Three countries, twelve hours of time-zone overlap, and the entire nomad economy's lower price band. So which one actually wins on the numbers?
The short answer: it depends what you optimise for. The longer answer is below — and you can open the live comparison → to play with the data yourself.
The headline numbers
| Metric | 🇹🇭 Thailand | 🇲🇾 Malaysia | 🇻🇳 Vietnam |
|---|---|---|---|
| Cost of Living Index | ~38 | ~36 | ~30 |
| Rent, 1BR central (USD/mo) | $600 (BKK) | $450 (KL) | $500 (HCMC) |
| Inflation (latest) | ~1.5% | ~2.0% | ~3.5% |
| Bank savings rate | ~1.5% | ~3.0% | ~5.5% |
| Common nomad visa | DTV (5y) | DE Rantau | 90-day e-visa |
Vietnam: cheapest day-to-day, hardest to stay
Vietnam wins on raw cost. Da Nang is the standout — beach city, $400 apartments, $2 bowls of phở that genuinely beat anything else on this list. Hanoi and Ho Chi Minh City are slightly pricier but still ~30–40% under Bangkok.
The catch: Vietnam still has no proper digital-nomad visa in 2026. You're cycling 90-day e-visas with border runs, which is fine for six months but unsustainable as a base. Banking is also harder for non-residents.
Best for: ultra-low-cost short stays, food obsessives, budget-conscious solo nomads.
Malaysia: the quiet winner
Malaysia is the most underrated option of the three. Kuala Lumpur has the cheapest good apartments in Southeast Asia — modern condos with pool/gym for $450–700/mo — fibre internet that genuinely outperforms Bangkok, and English everywhere. The DE Rantau nomad visa offers a clean 12-month stay with renewal.
Food is a quieter case than Thai or Vietnamese, but the variety (Malay, Chinese, Indian, Western) is unmatched in the region. Penang is the alternative base for anyone who finds KL too car-dependent.
Best for: remote employees who want infrastructure quality + low rent without sacrificing convenience.
Thailand: the all-rounder
Thailand isn't the cheapest anymore — Vietnam undercuts it across the board, and Malaysia matches it on rent.
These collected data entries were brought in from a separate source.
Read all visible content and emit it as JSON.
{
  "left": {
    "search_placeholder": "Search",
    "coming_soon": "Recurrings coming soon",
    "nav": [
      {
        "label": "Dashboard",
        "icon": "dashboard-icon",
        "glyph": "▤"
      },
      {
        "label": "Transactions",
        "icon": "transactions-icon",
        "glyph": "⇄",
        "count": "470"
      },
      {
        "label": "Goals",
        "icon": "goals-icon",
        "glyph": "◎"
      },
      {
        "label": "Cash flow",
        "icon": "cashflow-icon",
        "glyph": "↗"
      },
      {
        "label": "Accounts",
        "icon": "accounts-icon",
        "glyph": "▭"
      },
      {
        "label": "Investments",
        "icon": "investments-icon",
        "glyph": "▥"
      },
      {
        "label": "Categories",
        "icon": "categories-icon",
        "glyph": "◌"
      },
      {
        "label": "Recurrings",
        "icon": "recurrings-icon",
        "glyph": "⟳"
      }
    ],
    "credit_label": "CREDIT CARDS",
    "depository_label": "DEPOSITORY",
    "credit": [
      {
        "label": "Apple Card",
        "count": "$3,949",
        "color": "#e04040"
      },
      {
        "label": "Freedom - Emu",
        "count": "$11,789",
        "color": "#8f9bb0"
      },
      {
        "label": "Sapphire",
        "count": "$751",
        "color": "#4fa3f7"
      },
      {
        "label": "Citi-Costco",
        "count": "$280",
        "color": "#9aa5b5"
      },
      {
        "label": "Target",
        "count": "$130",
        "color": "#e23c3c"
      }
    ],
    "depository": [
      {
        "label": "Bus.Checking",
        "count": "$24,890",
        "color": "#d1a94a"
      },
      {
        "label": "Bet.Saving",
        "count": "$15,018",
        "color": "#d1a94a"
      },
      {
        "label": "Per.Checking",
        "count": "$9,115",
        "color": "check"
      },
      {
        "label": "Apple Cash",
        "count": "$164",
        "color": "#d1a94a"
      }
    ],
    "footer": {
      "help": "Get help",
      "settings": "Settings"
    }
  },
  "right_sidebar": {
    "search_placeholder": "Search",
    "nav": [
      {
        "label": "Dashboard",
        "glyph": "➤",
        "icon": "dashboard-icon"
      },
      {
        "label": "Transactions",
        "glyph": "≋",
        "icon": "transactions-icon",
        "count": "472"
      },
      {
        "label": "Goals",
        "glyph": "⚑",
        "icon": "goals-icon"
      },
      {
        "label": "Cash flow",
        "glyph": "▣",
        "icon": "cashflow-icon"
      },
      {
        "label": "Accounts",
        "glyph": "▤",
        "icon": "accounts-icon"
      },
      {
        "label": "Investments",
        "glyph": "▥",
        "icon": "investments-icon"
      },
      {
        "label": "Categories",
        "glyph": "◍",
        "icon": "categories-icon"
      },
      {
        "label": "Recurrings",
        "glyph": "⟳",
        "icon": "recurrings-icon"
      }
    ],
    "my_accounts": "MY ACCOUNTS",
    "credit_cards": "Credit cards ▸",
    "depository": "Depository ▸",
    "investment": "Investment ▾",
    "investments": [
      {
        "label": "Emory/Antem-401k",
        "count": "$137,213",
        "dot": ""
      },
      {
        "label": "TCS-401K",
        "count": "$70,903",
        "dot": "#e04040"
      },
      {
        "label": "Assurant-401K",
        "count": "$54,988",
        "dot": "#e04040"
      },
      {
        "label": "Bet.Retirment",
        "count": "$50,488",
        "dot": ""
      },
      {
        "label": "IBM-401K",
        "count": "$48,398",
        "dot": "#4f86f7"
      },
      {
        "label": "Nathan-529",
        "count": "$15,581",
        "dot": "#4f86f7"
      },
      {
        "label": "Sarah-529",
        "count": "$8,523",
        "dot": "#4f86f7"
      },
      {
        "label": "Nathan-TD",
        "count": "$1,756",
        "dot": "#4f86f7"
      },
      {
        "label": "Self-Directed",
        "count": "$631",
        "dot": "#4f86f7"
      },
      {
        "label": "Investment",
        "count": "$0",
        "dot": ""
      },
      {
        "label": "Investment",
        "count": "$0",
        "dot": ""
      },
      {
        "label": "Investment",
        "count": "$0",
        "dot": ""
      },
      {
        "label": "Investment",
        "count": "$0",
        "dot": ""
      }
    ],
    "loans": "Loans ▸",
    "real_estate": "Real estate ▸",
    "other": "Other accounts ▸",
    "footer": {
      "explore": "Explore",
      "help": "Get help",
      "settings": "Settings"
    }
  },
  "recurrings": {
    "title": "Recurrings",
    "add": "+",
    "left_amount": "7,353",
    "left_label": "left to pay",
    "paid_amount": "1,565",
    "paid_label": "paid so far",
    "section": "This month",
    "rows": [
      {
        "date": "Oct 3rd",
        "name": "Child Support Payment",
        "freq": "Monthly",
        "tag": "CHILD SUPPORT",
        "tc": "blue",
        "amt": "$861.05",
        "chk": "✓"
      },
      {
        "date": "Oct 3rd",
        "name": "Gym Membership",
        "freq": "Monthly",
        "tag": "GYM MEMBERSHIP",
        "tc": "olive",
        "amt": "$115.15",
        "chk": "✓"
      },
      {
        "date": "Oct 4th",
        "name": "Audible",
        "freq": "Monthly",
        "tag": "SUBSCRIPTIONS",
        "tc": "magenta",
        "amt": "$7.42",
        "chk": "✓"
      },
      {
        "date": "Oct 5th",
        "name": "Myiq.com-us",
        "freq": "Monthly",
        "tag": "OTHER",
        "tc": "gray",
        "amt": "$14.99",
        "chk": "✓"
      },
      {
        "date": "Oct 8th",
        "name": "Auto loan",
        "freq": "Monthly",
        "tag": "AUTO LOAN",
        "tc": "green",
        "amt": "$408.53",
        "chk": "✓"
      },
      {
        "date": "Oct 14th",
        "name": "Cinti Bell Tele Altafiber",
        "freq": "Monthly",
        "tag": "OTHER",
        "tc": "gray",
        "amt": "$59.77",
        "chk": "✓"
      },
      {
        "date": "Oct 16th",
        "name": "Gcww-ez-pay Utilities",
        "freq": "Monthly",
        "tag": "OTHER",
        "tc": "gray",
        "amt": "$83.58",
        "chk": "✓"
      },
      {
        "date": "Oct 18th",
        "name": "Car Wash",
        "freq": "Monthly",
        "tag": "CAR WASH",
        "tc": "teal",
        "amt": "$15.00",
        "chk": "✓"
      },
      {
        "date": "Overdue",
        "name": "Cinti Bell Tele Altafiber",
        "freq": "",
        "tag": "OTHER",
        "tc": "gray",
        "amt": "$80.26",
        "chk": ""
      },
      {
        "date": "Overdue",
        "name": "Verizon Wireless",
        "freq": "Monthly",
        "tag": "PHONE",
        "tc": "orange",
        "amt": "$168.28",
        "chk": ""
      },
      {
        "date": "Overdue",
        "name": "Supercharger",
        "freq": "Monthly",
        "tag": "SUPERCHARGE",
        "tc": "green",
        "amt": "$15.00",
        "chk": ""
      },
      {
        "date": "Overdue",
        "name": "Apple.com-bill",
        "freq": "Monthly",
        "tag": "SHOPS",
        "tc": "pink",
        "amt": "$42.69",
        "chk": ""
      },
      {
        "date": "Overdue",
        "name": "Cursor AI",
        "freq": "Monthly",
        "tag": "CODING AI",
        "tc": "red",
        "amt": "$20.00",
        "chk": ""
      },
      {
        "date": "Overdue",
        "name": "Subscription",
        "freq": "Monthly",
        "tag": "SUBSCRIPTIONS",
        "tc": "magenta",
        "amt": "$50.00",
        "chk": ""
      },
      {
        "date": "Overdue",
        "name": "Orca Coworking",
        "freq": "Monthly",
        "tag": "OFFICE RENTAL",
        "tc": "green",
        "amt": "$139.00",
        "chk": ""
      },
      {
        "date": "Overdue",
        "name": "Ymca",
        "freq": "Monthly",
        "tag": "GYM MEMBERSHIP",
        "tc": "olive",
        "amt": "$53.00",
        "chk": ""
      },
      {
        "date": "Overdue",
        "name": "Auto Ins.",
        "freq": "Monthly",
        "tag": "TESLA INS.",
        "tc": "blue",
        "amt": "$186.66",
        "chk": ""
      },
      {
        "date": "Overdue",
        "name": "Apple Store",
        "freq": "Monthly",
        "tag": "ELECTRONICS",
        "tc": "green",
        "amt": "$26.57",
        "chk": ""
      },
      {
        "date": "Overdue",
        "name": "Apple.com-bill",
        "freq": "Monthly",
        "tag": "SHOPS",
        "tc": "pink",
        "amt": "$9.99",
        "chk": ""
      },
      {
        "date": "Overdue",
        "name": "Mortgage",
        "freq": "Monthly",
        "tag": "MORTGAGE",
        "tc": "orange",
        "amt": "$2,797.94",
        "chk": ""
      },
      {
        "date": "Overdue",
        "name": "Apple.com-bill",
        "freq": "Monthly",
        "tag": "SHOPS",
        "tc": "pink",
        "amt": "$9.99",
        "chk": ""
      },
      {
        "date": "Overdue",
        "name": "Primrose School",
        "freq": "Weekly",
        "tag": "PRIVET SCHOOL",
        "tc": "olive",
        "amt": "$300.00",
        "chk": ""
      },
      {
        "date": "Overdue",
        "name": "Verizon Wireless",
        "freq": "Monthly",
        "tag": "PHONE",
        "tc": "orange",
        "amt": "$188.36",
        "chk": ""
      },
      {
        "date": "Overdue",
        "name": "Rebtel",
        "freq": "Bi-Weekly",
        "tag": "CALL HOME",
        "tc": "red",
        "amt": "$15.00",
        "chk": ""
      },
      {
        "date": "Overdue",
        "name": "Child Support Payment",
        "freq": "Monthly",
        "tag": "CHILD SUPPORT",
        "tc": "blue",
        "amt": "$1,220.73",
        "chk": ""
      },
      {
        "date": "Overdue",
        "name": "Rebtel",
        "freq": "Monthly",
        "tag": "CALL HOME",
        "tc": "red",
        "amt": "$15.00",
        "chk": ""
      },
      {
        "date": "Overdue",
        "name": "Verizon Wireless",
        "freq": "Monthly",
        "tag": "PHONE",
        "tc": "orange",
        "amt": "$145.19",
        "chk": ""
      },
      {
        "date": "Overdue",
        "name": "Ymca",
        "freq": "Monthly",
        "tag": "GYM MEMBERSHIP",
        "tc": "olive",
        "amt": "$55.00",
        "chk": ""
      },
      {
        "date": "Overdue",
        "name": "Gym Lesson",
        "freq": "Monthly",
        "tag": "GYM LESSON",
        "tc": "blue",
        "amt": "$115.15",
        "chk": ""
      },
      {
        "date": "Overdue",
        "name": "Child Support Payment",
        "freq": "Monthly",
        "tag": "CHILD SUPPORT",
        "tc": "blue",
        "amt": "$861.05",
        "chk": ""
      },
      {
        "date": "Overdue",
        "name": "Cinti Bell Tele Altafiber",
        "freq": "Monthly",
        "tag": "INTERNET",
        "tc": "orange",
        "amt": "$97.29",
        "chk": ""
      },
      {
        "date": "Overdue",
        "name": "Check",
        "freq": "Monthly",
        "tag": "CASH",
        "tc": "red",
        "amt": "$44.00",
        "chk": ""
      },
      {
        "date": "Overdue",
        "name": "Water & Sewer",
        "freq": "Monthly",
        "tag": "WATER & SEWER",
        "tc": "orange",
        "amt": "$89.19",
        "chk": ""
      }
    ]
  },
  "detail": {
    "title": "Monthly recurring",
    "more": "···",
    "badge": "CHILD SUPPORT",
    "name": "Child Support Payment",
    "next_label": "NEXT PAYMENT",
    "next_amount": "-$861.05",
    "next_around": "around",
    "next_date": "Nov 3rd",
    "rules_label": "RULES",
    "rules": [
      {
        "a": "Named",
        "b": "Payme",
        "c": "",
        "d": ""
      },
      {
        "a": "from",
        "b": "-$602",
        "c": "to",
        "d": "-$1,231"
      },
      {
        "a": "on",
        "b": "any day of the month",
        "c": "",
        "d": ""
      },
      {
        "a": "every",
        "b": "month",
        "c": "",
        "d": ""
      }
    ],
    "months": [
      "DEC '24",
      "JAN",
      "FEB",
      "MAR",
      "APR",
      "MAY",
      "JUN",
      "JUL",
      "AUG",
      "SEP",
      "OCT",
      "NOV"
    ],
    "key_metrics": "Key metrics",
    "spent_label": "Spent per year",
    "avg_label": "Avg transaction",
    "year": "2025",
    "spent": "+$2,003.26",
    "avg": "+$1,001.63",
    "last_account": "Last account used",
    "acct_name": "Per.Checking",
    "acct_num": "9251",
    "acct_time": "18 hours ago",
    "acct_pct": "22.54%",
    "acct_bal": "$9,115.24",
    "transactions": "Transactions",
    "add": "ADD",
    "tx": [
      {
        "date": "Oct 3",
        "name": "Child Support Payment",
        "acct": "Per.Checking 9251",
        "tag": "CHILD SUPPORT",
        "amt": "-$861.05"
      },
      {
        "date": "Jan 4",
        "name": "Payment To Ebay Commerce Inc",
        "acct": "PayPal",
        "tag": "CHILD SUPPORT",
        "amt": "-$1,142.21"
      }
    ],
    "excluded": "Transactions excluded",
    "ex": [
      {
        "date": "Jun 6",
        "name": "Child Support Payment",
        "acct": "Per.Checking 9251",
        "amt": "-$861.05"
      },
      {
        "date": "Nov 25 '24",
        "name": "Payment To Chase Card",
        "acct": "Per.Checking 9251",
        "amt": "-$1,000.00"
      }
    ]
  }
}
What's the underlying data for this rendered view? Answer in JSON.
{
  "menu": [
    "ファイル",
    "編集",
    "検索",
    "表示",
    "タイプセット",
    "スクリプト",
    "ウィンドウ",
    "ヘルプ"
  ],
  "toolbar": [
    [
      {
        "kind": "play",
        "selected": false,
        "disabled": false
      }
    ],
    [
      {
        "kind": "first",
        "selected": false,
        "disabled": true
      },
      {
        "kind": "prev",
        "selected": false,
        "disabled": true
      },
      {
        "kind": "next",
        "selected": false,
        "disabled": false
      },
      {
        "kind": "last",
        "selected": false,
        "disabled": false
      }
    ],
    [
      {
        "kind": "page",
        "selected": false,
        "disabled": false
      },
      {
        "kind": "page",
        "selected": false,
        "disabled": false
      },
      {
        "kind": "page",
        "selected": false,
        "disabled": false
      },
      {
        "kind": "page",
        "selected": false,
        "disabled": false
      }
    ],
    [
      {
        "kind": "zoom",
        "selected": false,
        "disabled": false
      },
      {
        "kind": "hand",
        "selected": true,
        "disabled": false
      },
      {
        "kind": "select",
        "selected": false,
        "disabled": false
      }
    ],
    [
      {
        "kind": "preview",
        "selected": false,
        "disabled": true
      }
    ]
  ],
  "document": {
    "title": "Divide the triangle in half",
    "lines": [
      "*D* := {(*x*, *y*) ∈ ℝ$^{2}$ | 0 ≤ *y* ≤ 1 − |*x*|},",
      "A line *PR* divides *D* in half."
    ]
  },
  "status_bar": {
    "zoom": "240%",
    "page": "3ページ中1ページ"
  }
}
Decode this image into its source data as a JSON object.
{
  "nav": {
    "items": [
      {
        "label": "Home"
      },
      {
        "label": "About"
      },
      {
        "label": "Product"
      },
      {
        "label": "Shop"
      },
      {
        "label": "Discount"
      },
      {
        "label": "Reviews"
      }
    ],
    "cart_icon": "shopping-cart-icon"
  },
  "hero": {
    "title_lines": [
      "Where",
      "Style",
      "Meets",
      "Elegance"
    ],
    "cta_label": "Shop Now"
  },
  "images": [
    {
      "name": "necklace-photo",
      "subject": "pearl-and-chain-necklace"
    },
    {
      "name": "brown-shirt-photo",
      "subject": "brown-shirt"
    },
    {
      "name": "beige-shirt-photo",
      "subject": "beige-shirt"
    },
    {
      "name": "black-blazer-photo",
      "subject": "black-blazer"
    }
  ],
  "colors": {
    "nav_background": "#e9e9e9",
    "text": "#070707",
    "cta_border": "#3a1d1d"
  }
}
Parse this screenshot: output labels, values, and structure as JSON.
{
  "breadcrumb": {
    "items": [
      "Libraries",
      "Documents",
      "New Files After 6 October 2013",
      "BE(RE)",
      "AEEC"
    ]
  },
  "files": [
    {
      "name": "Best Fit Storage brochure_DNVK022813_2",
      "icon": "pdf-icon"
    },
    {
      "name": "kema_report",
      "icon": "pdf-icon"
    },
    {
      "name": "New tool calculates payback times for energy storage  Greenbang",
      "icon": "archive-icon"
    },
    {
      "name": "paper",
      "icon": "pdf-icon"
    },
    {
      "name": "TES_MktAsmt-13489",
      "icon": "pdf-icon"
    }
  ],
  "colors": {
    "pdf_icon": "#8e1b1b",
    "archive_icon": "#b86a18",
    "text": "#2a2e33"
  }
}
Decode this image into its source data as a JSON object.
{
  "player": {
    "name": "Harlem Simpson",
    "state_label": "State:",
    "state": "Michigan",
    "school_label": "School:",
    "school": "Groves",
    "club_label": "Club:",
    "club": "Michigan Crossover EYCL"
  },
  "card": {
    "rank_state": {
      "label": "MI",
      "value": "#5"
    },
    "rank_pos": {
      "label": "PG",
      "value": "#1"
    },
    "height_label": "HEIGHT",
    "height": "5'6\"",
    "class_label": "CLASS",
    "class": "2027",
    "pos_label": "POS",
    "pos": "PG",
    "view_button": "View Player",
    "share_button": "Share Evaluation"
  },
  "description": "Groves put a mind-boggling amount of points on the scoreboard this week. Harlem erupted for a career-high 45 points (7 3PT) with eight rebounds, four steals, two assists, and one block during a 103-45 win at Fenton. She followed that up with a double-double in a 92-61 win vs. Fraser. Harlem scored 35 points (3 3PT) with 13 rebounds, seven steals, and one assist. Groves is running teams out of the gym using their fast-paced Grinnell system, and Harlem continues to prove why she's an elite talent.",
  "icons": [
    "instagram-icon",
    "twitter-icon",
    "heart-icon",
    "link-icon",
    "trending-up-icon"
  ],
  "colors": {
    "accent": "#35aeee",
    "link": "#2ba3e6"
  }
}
What Thailand has is density: the largest nomad community in the region, the most coworking spaces, the best healthcare in Southeast Asia, and now the 5-year DTV visa launched in 2024.
Bangkok is no longer a $1,200/month city — it's $1,800–$2,200 done well. But Chiang Mai still works at $1,300–$1,600 outside burning season.
Best for: nomads who value community, healthcare and visa stability over absolute lowest cost.
The verdict
- If money is the only variable → Vietnam (Da Nang specifically).
- If infrastructure and ease matter → Malaysia (Kuala Lumpur).
- If you want a long-term base with everything in place → Thailand (Chiang Mai or Bangkok).
For most nomads earning >$3,000/month, Thailand's DTV is the highest-value option for 2026. For early-stage nomads testing the lifestyle, Vietnam wins on runway, and Malaysia is the most underrated pick for those somewhere in the middle.